Ocean City’s Critical Area Law Tweaked

OCEAN CITY – To comply with state law, the town’s Critical Area ordinance regarding the redevelopment of a property was tweaked this week.

City Engineer Terry McGean asked the Mayor and City Council to draft an amendment to the town’s Critical Areas ordinance to reflect a couple of changes, including to codify the current staffs interpretation that allows redevelopment projects disturbing less than 50 percent of the parcel to maintain existing encroachments into the critical areas setback and codify the enforcement language required under Maryland State Law 2008 House Bill 1253 as incorporated into Natural Resources Article 18.

According to McGean, the state Critical Area law regulates development activity within 1,000 feet of the Chesapeake and the coastal bays. The state law contains provisions that must be adopted by local government. Ocean City adopted its first Coastal Bays Critical Area ordinance in 2003, made modifications in 2010, changing some of the ways the town permitted development activities.

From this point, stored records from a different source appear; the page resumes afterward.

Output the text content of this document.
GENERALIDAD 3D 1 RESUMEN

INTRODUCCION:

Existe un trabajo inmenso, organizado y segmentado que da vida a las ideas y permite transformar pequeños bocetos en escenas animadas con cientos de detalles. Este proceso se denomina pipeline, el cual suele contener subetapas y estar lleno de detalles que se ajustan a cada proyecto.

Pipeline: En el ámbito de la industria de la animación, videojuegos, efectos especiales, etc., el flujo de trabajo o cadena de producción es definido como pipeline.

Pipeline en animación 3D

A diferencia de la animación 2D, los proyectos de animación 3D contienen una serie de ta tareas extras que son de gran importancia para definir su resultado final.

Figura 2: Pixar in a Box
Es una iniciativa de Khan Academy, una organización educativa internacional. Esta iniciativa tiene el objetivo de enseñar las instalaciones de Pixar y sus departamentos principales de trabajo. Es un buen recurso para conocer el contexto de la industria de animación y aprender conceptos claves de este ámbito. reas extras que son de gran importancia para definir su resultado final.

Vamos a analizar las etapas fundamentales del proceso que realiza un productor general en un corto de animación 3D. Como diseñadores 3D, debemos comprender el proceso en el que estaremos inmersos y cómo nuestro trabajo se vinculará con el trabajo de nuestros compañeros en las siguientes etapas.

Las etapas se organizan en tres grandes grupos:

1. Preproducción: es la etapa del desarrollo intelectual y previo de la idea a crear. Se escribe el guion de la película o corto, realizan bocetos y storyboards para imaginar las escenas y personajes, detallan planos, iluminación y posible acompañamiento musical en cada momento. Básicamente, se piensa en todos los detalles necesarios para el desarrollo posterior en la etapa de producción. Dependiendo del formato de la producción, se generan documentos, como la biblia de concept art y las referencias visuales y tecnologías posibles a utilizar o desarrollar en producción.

“If you are developing less than 50 percent of your site than you can keep you existing nonconformities that are in the setback,” he said. “The critical area has for instance for a one-acre property has a requirement of a 25-foot setback off the water, and what we’re saying is if you have an existing property and you are redeveloping less than 50 percent of the site of that property and you have current encroachments in that 25-foot setback you can keep those current encroachments, you cannot make it worse.”

McGean’s requests were approved by the council unanimously.

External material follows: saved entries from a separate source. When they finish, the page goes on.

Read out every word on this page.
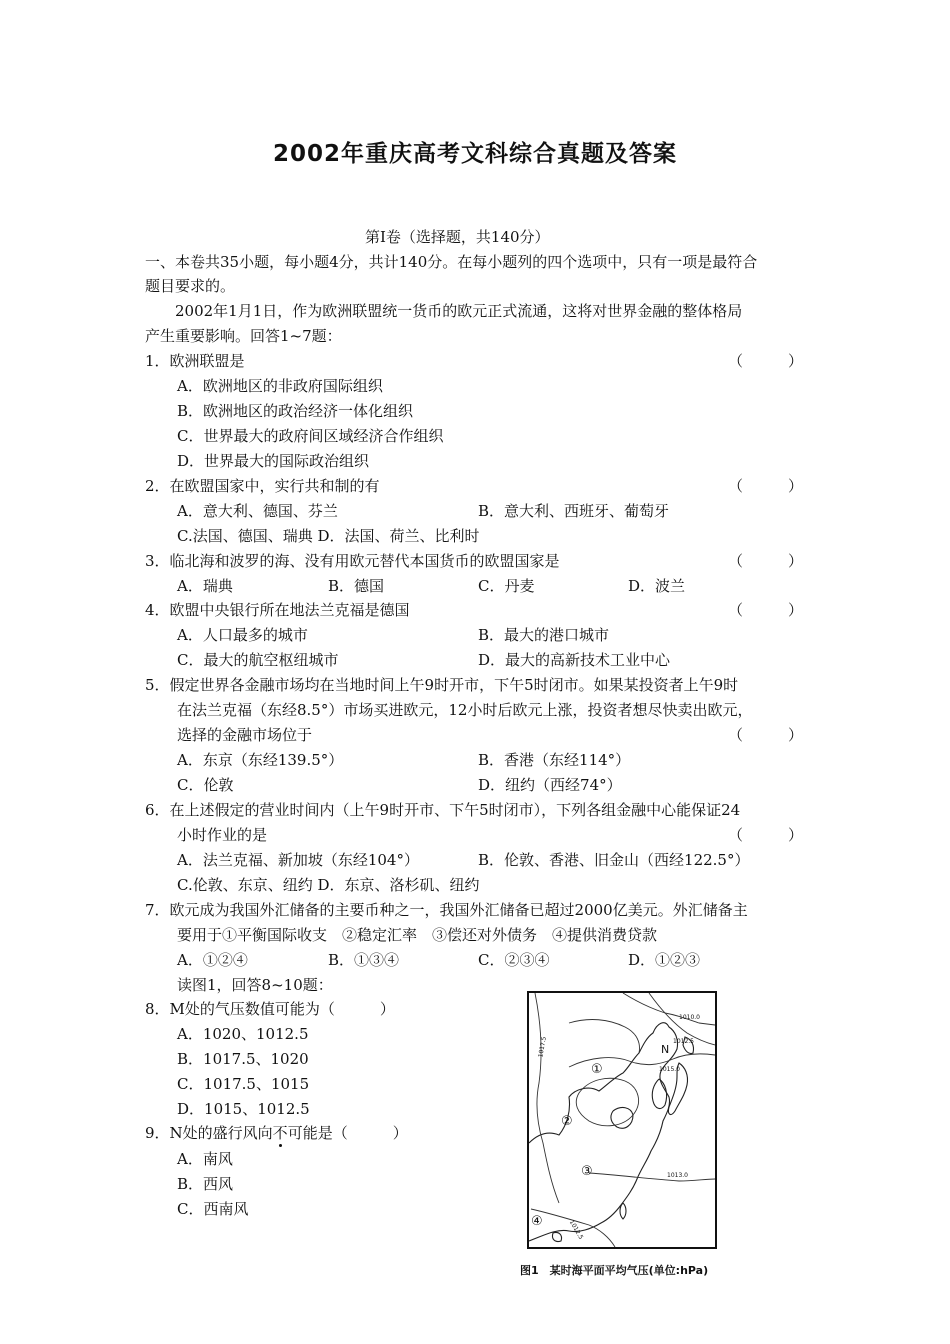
2002年重庆高考文科综合真题及答案
第Ⅰ卷（选择题，共140分）
一、本卷共35小题，每小题4分，共计140分。在每小题列的四个选项中，只有一项是最符合
题目要求的。
2002年1月1日，作为欧洲联盟统一货币的欧元正式流通，这将对世界金融的整体格局
产生重要影响。回答1~7题：
1．欧洲联盟是	（　　　）
A．欧洲地区的非政府国际组织
B．欧洲地区的政治经济一体化组织
C．世界最大的政府间区域经济合作组织
D．世界最大的国际政治组织
2．在欧盟国家中，实行共和制的有	（　　　）
A．意大利、德国、芬兰	B．意大利、西班牙、葡萄牙
C.法国、德国、瑞典 D．法国、荷兰、比利时
3．临北海和波罗的海、没有用欧元替代本国货币的欧盟国家是	（　　　）
A．瑞典	B．德国	C．丹麦	D．波兰
4．欧盟中央银行所在地法兰克福是德国	（　　　）
A．人口最多的城市	B．最大的港口城市
C．最大的航空枢纽城市	D．最大的高新技术工业中心
5．假定世界各金融市场均在当地时间上午9时开市，下午5时闭市。如果某投资者上午9时
在法兰克福（东经8.5°）市场买进欧元，12小时后欧元上涨，投资者想尽快卖出欧元，
选择的金融市场位于	（　　　）
A．东京（东经139.5°）	B．香港（东经114°）
C．伦敦	D．纽约（西经74°）
6．在上述假定的营业时间内（上午9时开市、下午5时闭市），下列各组金融中心能保证24
小时作业的是	（　　　）
A．法兰克福、新加坡（东经104°）	B．伦敦、香港、旧金山（西经122.5°）
C.伦敦、东京、纽约 D．东京、洛杉矶、纽约
7．欧元成为我国外汇储备的主要币种之一，我国外汇储备已超过2000亿美元。外汇储备主
要用于①平衡国际收支　②稳定汇率　③偿还对外债务　④提供消费贷款
A．①②④	B．①③④	C．②③④	D．①②③
读图1，回答8~10题：
8．M处的气压数值可能为（　　　）
A．1020、1012.5
B．1017.5、1020
C．1017.5、1015
D．1015、1012.5
9．N处的盛行风向不可能是（　　　）
A．南风
B．西风
C．西南风
N
①
②
③
④
1010.0
1012.5
1015.0
1017.5
1013.0
1012.5
图1　某时海平面平均气压(单位:hPa)
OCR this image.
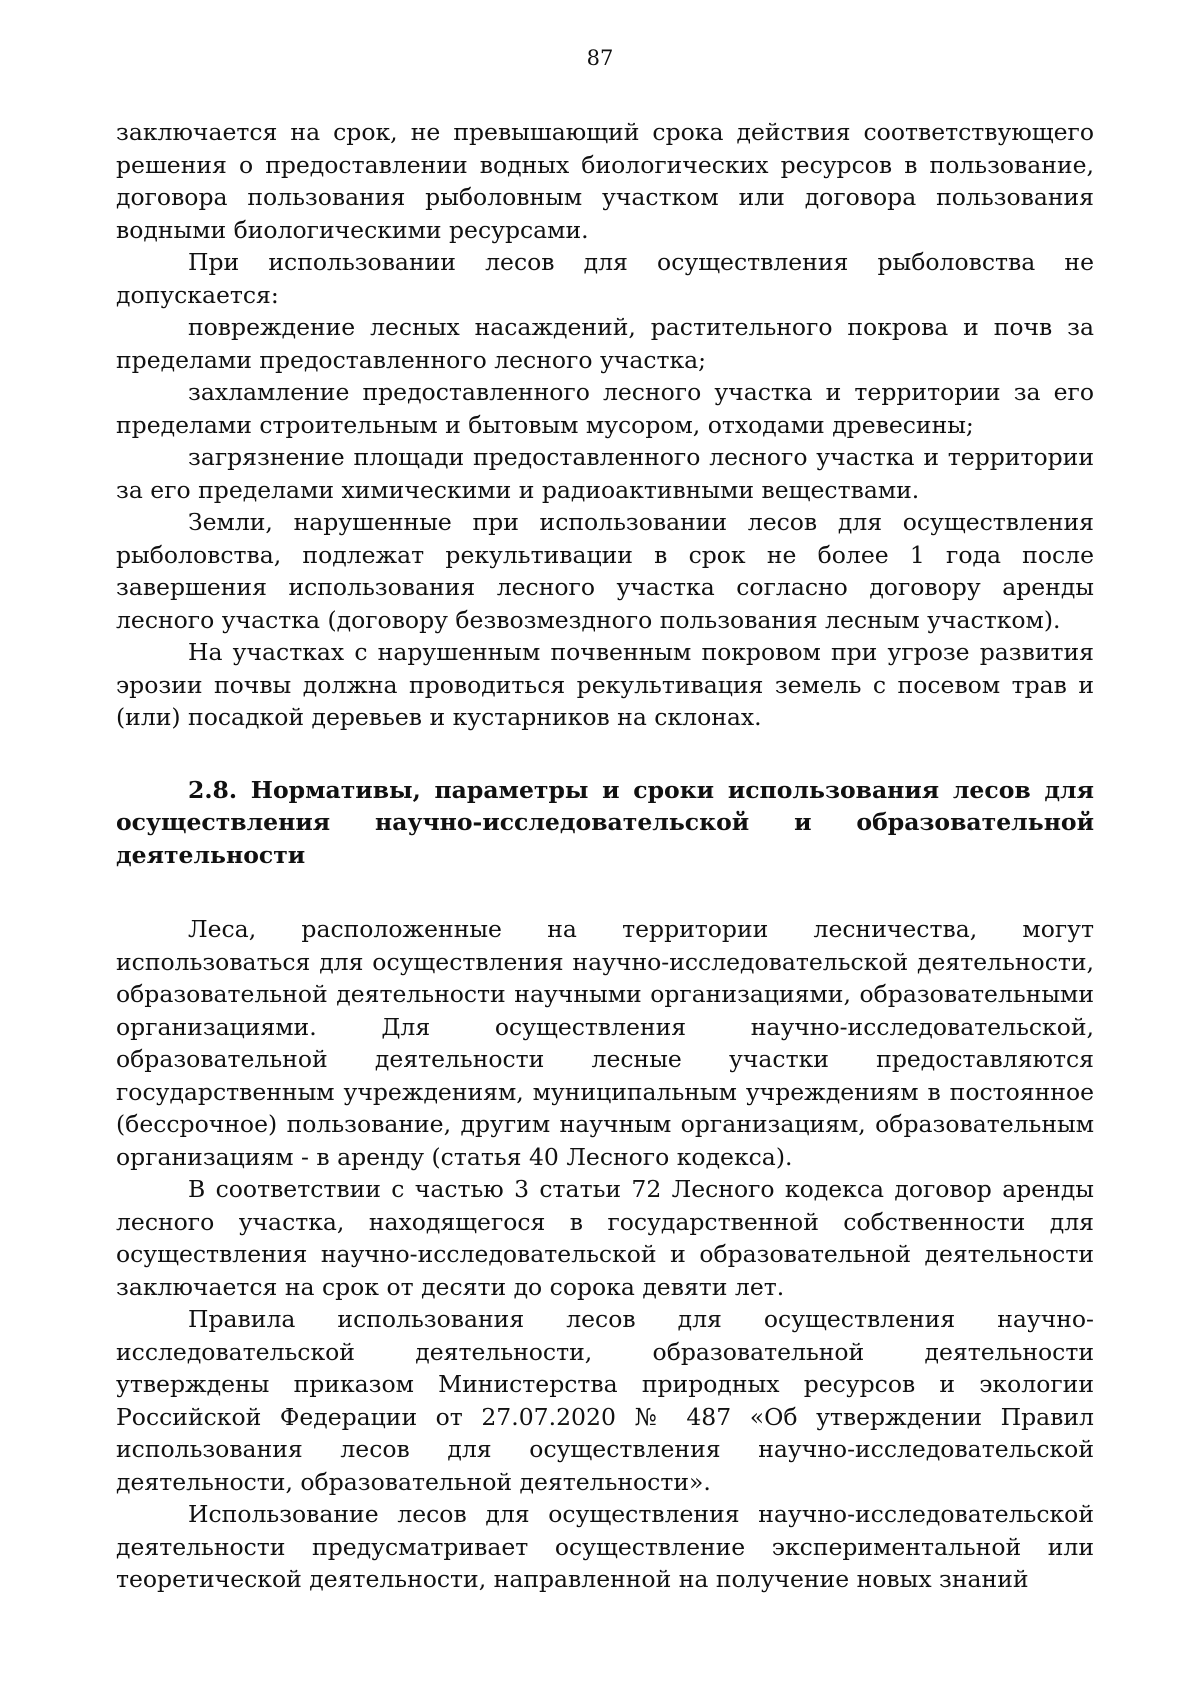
87

заключается на срок, не превышающий срока действия соответствующего решения о предоставлении водных биологических ресурсов в пользование, договора пользования рыболовным участком или договора пользования водными биологическими ресурсами.

При использовании лесов для осуществления рыболовства не допускается:

повреждение лесных насаждений, растительного покрова и почв за пределами предоставленного лесного участка;

захламление предоставленного лесного участка и территории за его пределами строительным и бытовым мусором, отходами древесины;

загрязнение площади предоставленного лесного участка и территории за его пределами химическими и радиоактивными веществами.

Земли, нарушенные при использовании лесов для осуществления рыболовства, подлежат рекультивации в срок не более 1 года после завершения использования лесного участка согласно договору аренды лесного участка (договору безвозмездного пользования лесным участком).

На участках с нарушенным почвенным покровом при угрозе развития эрозии почвы должна проводиться рекультивация земель с посевом трав и (или) посадкой деревьев и кустарников на склонах.

2.8. Нормативы, параметры и сроки использования лесов для осуществления научно-исследовательской и образовательной деятельности

Леса, расположенные на территории лесничества, могут использоваться для осуществления научно-исследовательской деятельности, образовательной деятельности научными организациями, образовательными организациями. Для осуществления научно-исследовательской, образовательной деятельности лесные участки предоставляются государственным учреждениям, муниципальным учреждениям в постоянное (бессрочное) пользование, другим научным организациям, образовательным организациям - в аренду (статья 40 Лесного кодекса).

В соответствии с частью 3 статьи 72 Лесного кодекса договор аренды лесного участка, находящегося в государственной собственности для осуществления научно-исследовательской и образовательной деятельности заключается на срок от десяти до сорока девяти лет.

Правила использования лесов для осуществления научно-исследовательской деятельности, образовательной деятельности утверждены приказом Министерства природных ресурсов и экологии Российской Федерации от 27.07.2020 № 487 «Об утверждении Правил использования лесов для осуществления научно-исследовательской деятельности, образовательной деятельности».

Использование лесов для осуществления научно-исследовательской деятельности предусматривает осуществление экспериментальной или теоретической деятельности, направленной на получение новых знаний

The ordinance currently states that all development and redevelopment activity that disturbs less than 50 percent of the parcel may maintain the setback as defined by existing structures. Further development and redevelopment activity that increases the cumulative disturbed area to an amount greater than 50 percent of the parcel shall comply with the following setbacks regardless of pre-existing nonconforming setbacks.

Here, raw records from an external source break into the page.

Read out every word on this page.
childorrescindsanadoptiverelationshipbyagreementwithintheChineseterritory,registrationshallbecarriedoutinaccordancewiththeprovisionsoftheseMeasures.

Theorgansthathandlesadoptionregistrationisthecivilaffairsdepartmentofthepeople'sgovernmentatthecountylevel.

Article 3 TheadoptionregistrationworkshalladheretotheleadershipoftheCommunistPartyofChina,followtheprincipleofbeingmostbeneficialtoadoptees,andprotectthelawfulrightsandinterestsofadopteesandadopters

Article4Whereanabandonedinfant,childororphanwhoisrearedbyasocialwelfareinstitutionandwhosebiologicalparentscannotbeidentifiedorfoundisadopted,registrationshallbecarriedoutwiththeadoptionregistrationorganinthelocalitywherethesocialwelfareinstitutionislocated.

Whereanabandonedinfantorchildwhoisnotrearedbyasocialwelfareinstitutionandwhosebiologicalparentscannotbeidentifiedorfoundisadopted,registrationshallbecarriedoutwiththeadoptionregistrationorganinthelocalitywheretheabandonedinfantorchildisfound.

As of June 2002, structures on lots smaller than 15,000 square feet cannot be located any closer than 10 feet to tidal waters or wetlands. However, in the R-1 Single Family Residential zoning district the waterfront setback can be no less than 15 feet, and in the MH Mobile Home zoning district the waterfront setback can be no less than five feet. The waterfront setback is measured from the landward face of a bulkhead or rip-rap, the mean high water line, or the wetland line, whichever is more restrictive.